Chiudo questa breve raccolta con la amorosa lettera del mio Giannino,
la quale rispecchia tutto il nobile animo suo:
_Roma, 25._
_«Carissimo,_
Ti ho telegrafato or ora. Prima di coricarmi, voglio mandarti il
resoconto _esatto_ della serata.
Bel teatro, quale non avrei creduto, data la stagione.
Quasi tutte le poltrone occupate; e occupate anche le prime file di
sedie: una cinquantina di persone, in piedi, in platea. Qualche vuoto
nei palchi di 1ª e 2ª fila: in loggione, come sempre, non più di venti
persone.
Il Calabresi impostò così bene il personaggio del _Gaudenzi_ da
renderlo, sin dalle prime _battute_, evidente e simpatico al pubblico,
che sottolineò con risate e con approvazioni quasi tutte le _battute_
di lui, durante tutta la commedia. Alla sua prima uscita, grandi
e unanimi applausi lo chiamarono fuori. Alla fine dell'_atto_, tre
chiamate, unanimi, calorose.
Al _2.º atto_, il successo si raffredda. Alla fine, una chiamata, con
applausi non unanimi, nè calorosi.
Al _3.º atto_, il successo ritorna ottimo. All'uscita del Calabresi,
grandi applausi e una chiamata. Alla fine dell'atto, due chiamate,
bellissime.
_Idem_, in tutto, al 4.º atto. Le chiamate sarebbero state maggiori,
se la maggior parte del pubblico, mentre calava la tela, non si fosse
alzata per uscire dal teatro. Così fa sempre, quando non si dà, dopo,
la _farsa_!
Le impressioni del pubblico, in generale, eccellenti. Tutti hanno
trovato riprodotto perfettamente il tipo del _Gaudenzi_, e benissimo
riprodotto anche l'ambiente. Taluni facevano il nome di _casa_ O..!

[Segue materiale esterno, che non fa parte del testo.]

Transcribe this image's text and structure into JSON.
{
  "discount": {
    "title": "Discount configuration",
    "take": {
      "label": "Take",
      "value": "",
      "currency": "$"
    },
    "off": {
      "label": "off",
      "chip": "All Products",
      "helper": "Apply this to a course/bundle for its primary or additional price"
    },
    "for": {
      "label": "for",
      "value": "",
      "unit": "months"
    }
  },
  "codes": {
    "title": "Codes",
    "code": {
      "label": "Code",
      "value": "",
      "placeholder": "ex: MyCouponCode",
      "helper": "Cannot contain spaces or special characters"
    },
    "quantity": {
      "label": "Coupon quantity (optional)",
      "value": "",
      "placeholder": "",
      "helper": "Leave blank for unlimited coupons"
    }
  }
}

La critica ti sarà favorevolissima.
In complesso, un successo schietto, serio, completo! E pensa che, al
_Costanzi_, la maggior parte del pubblico non sente che la metà di
quello che gli attori dicono!
L'esecuzione, maravigliosa per affiatamento, per insieme, quale da
un pezzo non ha dato alcuna Compagnia italiana. Del Calabresi non
riuscirei a dirti tutto il bene che penso. Nessun attore in Italia ti
potrà fare quel tipo meglio di lui! Una cosa maravigliosa, in tutti
i più minuti particolari: una vera creazione! Eccellente il Leigheb.

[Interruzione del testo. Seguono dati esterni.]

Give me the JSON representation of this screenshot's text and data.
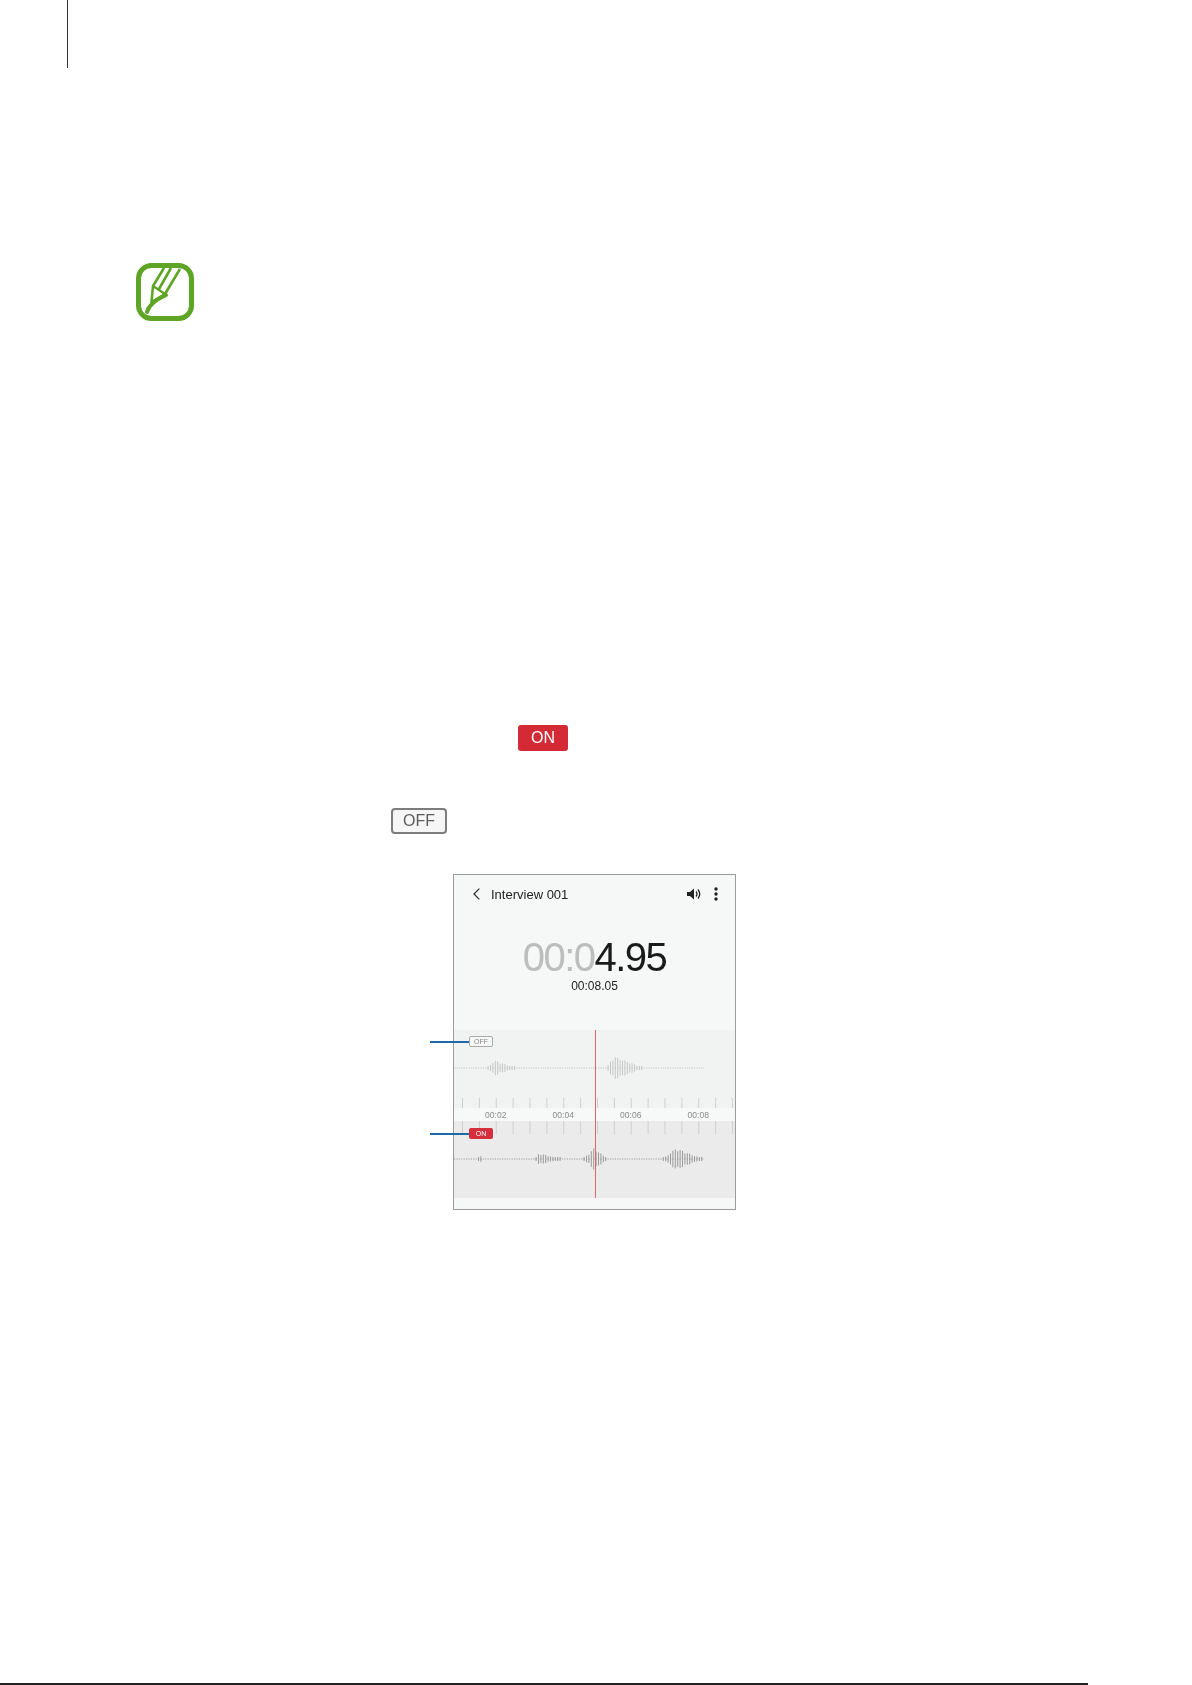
{
  "inline_buttons": [
    {
      "label": "ON",
      "on": true
    },
    {
      "label": "OFF",
      "on": false
    }
  ],
  "screenshot": {
    "title": "Interview 001",
    "elapsed": {
      "leading": "00:0",
      "rest": "4.95"
    },
    "duration": "00:08.05",
    "tracks": [
      {
        "label": "OFF",
        "on": false
      },
      {
        "label": "ON",
        "on": true
      }
    ],
    "time_labels": [
      "00:02",
      "00:04",
      "00:06",
      "00:08"
    ]
  }
}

Ottimi anche gli altri. La Cristina sostenne la difficile _parte_ in
modo superiore a ogni aspettativa.
Io ho baciato per te Calabresi e Leigheb, e ho ringraziato tutti gli
altri. E tu scrivi loro quello che ti ho detto.
L'ambiente ti era favorevolissimo. Nessun amico mancava. Della
Porta, Bianchi, Gigi Volpi, Ruggero Musmeci, Lucio d'Ambra, Capuana,
Montecchi, Liberati, Sinimberghi, Aurelio Costanzo, Mengarini, e via
dicendo; e tutti vogliono esserti ricordati con vero affetto. Hai qui
molti e fidati e sicuri amici!
Domani, telegraferò a mammina e a papà l'esito felicissimo.
Godi pure del tuo trionfo, e vivi pur certo che nessuno ne gode più di
me. Esso ti sia almeno un compenso alle tante tue amarezze!
Domani sera, la «Società degli Autori» darà una cena in tuo onore.